Robô-entregador de comida faz testes em ciclovia e preocupa ciclistas em Austin

Da Folha de SP
Foto: Divulgação

Em junho, a empresa Refraction AI começou a fazer testes com um robô-entregador autônomo, capaz de circular pelas ruas e levar pedidos de comida, no centro de Austin, nos Estados Unidos. Esses veículos estão usando a ciclovia, o que gerou queixas de parte dos ciclistas, que temem ter de disputar espaço no futuro com máquinas assim.

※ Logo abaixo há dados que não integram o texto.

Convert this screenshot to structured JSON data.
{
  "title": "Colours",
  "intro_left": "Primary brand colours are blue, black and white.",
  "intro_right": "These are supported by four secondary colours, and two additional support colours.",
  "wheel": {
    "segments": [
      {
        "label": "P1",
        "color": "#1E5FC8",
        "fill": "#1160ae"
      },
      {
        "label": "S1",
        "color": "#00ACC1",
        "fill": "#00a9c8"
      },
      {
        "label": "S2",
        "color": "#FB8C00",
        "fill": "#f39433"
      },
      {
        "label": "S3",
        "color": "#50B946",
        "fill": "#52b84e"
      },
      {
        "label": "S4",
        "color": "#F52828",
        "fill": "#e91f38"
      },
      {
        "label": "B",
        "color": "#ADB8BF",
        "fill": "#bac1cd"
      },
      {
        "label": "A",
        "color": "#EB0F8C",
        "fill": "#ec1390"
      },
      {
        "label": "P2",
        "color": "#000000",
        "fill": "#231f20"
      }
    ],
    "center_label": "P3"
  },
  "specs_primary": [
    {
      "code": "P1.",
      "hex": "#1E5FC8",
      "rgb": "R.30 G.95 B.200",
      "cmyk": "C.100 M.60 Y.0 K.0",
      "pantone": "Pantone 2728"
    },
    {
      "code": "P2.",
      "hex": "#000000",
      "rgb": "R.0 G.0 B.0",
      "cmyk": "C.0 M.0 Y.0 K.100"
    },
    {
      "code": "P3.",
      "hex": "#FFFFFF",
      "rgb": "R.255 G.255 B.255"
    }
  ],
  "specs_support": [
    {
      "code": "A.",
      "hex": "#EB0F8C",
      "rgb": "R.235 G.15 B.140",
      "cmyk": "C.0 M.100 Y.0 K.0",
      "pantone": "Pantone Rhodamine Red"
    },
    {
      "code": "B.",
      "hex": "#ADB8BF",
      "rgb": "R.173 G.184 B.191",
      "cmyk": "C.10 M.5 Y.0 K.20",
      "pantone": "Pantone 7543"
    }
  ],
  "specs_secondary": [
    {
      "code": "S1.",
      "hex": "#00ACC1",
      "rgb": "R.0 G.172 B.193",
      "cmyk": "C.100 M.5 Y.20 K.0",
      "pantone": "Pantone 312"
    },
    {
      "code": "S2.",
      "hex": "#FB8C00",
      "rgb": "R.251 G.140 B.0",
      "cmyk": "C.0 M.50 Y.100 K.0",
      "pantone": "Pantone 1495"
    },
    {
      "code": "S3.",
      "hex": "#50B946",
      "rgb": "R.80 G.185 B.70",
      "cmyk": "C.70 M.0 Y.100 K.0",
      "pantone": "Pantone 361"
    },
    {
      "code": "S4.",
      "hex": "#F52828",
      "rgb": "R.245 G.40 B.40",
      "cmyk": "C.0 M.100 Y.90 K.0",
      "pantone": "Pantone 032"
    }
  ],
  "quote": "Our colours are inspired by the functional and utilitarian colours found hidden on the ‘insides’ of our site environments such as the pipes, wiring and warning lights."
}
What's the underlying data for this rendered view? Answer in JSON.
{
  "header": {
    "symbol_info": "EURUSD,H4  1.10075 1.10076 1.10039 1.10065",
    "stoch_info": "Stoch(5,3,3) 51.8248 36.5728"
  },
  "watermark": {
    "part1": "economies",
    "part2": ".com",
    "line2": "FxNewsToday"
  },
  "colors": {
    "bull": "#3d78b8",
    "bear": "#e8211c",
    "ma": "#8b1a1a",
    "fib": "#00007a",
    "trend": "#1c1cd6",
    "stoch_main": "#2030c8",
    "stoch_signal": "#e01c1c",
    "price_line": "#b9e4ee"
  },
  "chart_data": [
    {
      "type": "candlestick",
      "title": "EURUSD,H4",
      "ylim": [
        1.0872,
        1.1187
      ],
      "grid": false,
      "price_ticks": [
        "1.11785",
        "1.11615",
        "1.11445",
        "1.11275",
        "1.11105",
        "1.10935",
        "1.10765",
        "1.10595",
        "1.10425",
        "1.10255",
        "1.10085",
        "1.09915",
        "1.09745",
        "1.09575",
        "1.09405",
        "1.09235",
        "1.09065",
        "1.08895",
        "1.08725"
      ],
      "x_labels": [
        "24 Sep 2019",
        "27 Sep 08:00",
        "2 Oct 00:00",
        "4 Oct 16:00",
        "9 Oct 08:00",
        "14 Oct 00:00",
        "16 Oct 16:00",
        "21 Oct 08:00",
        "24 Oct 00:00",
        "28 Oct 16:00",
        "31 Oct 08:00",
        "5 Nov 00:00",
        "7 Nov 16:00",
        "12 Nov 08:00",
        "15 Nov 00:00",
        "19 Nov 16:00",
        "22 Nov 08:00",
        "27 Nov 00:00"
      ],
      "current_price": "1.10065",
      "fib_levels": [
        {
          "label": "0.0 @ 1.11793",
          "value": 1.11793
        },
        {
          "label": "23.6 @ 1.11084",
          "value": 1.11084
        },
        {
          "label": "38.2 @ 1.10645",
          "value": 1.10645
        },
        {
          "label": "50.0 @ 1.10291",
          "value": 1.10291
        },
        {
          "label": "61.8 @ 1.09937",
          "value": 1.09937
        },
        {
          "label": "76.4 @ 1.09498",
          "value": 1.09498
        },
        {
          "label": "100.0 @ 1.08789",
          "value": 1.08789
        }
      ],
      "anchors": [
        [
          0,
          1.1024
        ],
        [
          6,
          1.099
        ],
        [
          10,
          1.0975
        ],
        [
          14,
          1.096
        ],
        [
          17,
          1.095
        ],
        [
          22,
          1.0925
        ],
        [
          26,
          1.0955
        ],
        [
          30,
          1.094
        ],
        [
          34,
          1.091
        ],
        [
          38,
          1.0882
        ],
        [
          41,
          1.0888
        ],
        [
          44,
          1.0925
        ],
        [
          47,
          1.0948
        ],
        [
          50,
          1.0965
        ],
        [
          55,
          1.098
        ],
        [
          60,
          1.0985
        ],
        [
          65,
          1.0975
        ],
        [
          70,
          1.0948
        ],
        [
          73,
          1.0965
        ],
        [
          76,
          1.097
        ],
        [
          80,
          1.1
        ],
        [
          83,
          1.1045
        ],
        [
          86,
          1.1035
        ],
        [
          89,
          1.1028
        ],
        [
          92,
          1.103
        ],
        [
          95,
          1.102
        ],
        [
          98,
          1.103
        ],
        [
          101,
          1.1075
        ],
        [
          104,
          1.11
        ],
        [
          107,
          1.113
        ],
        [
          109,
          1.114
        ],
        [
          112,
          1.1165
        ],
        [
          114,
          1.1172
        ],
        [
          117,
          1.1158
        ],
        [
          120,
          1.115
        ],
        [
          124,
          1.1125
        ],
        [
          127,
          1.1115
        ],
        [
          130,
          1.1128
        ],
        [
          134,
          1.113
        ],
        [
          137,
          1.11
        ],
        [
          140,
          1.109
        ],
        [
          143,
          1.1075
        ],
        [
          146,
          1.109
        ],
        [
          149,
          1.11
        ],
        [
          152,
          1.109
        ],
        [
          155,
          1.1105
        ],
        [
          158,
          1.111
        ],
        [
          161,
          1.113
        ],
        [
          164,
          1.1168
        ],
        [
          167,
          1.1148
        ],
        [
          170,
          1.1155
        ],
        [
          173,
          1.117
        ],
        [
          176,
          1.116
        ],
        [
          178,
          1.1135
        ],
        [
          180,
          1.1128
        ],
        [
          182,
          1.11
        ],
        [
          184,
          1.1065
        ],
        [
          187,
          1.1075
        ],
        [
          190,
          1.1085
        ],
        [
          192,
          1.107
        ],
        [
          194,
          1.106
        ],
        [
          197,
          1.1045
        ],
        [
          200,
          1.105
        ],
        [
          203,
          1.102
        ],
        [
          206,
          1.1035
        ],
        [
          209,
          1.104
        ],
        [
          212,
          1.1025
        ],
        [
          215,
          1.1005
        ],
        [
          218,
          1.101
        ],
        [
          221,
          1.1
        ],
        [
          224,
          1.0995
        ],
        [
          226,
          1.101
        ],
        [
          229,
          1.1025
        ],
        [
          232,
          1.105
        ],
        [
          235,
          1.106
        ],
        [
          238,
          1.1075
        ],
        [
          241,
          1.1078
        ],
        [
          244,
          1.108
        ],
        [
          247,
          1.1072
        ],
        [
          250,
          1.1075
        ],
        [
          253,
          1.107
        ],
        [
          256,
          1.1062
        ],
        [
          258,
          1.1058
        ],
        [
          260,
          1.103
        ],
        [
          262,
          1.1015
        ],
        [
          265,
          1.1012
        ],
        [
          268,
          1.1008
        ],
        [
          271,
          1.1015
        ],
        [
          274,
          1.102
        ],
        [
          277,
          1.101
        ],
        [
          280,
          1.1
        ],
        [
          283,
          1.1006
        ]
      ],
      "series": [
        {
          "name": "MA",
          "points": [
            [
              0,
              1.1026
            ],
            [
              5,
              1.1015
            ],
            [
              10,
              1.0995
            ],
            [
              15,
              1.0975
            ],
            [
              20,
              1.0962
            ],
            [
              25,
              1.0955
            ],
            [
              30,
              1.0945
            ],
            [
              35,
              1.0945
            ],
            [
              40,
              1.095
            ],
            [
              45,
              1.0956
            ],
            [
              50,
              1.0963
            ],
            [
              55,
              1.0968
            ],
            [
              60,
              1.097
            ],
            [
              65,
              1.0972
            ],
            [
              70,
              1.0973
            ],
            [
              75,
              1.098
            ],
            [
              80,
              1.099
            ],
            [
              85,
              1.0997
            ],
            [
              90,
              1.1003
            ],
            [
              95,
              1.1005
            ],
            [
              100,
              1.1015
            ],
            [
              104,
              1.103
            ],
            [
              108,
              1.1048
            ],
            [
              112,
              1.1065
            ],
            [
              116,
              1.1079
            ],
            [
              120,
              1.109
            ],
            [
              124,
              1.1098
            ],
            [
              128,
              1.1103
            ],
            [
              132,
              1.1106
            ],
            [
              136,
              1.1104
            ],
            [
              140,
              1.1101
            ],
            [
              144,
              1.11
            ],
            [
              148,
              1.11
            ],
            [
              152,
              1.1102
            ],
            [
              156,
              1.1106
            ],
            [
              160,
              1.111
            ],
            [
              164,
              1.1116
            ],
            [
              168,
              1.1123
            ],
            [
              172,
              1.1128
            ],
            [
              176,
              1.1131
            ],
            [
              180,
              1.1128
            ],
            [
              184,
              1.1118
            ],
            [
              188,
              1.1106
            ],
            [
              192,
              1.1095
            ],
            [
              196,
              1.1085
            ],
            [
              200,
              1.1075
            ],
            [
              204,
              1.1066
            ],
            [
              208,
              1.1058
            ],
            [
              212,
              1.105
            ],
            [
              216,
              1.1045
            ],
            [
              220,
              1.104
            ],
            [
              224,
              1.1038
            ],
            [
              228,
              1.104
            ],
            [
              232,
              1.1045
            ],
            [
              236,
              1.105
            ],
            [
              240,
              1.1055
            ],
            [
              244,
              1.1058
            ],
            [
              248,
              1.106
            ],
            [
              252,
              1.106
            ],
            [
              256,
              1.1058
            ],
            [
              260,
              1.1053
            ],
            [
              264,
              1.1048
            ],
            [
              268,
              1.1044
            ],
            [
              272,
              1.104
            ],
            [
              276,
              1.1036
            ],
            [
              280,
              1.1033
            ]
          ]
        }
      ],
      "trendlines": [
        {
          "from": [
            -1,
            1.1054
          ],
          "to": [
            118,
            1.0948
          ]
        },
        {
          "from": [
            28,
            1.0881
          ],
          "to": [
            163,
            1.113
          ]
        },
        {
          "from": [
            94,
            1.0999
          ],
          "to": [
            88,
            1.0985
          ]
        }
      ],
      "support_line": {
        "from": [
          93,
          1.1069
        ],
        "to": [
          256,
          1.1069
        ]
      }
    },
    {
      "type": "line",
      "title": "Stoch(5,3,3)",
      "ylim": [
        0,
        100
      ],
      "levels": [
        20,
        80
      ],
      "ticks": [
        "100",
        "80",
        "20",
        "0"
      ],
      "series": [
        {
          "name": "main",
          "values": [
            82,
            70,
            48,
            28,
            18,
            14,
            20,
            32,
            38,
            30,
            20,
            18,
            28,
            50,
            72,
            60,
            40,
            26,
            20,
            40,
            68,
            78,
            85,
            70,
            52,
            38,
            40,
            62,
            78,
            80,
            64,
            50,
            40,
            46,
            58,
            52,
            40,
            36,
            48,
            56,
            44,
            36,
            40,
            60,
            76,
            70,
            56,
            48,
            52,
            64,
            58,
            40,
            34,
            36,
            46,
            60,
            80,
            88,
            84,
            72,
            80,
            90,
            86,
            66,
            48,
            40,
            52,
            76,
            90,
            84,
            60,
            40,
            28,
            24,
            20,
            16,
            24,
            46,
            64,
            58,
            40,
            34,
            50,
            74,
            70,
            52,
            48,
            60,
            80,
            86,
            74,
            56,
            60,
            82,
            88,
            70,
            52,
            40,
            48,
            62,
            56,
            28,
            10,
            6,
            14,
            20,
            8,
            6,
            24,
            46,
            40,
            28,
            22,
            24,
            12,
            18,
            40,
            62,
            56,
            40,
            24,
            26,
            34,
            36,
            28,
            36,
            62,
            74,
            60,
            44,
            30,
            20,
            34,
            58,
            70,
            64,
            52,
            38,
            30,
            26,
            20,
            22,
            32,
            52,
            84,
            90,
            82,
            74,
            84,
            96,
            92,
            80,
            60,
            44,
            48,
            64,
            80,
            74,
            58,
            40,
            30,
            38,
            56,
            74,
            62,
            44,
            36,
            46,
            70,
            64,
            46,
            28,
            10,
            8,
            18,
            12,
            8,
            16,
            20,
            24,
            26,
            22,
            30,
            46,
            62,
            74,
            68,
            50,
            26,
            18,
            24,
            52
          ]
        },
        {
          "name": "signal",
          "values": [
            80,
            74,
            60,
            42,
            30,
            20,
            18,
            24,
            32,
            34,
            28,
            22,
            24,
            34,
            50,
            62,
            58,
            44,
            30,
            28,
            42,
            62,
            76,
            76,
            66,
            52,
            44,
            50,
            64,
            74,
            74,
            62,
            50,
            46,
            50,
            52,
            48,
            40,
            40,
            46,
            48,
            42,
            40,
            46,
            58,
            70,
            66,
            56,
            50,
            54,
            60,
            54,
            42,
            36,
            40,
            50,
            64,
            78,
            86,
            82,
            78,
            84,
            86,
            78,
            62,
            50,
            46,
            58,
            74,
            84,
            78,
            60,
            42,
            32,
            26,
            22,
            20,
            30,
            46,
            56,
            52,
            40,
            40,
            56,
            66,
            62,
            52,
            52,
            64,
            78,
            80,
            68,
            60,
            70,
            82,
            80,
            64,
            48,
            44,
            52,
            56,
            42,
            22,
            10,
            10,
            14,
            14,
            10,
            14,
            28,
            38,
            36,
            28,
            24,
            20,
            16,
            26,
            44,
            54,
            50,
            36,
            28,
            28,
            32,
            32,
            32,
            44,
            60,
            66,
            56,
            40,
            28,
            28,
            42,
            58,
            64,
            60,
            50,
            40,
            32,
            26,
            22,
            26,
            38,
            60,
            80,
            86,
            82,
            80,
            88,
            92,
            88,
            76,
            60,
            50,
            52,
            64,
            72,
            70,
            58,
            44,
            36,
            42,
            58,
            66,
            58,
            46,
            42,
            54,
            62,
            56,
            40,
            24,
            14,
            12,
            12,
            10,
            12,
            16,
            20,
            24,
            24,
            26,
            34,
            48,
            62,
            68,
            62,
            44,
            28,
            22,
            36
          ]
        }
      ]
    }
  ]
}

“Não acho que isso tenha de estar na ciclovia”, disse Jake Booke, vice-líder do Conselho de Bicicletas, grupo que aconselha a prefeitura em questões de mobilidade, ao site Houston Public Media. “E se daqui a dois anos tivermos centenas deles na via?”.

A Refraction AI disse que os robôs são configurados para dar prioridade a bicicletas e pedestres, mas há dúvidas sobre como eles podem dar passagem, já que as ciclovias geralmente são estreitas. Para sair do caminho, seria preciso subir na calçada ou disputar espaço com os carros.

Chamado de Rev-1, o robô-entregador tem três rodas e tamanho próximo ao de um carrinho de sorvete: cerca de 1,20 de altura e 80 cm de largura. Anda a no máximo 24 km/h, e pesa 40 kg. Por ser menor, consegue desviar do trânsito dos carros e fazer entregas mais rápidas.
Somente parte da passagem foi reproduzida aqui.